Imagine you run a company. There you are, quite literally minding your own business. When suddenly, a man from the Government appears on your doorstep. Your industry is full of bad people, he says, who have done bad things. So pay up, right now. Or he’ll shut down your firm.
That doesn’t really sound like 21st century Britain, does it? More like Putin’s Russia or Erdogan’s Turkey. But that is what is happening to the housing sector.
In the wake of the awful fire that consumed Grenfell Tower, we have all become uncomfortably aware that many high-rise buildings were insulated with material that turned out to be extraordinarily flammable.
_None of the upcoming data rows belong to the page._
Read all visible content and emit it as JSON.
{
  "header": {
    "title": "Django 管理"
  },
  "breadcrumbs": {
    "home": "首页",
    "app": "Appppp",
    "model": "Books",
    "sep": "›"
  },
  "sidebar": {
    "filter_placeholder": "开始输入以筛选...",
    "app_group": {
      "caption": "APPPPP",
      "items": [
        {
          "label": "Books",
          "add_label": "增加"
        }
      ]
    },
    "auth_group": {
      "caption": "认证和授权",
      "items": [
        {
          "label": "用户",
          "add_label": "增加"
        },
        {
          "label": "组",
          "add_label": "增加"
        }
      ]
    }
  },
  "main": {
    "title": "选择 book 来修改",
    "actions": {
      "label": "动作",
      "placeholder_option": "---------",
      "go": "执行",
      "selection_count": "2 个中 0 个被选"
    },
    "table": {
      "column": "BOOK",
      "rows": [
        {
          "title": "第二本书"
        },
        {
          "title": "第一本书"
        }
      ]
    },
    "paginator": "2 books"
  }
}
This needs to be fixed. Doing so is vastly expensive.
The solution reached by Michael Gove has, essentially, been to strong-arm Britain’s housebuilders. The Government has imposed a new 4% Corporation Tax surcharge on the sector, set to raise £250m a year over 10 years. It has introduced a Building Safety Levy, which is intended to raise another £3bn. And now it is requiring them to make a massive one-off payment of a further £2.5bn to fix the cladding on properties they themselves built, even though they followed all the rules in place at the time.
This may seem like it’s only fair – someone has to pay, after all, so why not the people who built the buildings? But it isn’t quite that simple. Many of the cladded properties were built by foreign companies, who so far aren’t paying a penny. Nor are the firms that actually made and installed the cladding – including the cladding on Grenfell Tower itself. Firms are also being asked to fix 30 years’ worth of buildings, potentially paying 100% of the costs even if they originally only owned part of the building. On top of which, Gove himself admitted to The Sunday Timesthat ‘faulty and ambiguous’ government guidance was partly to blame.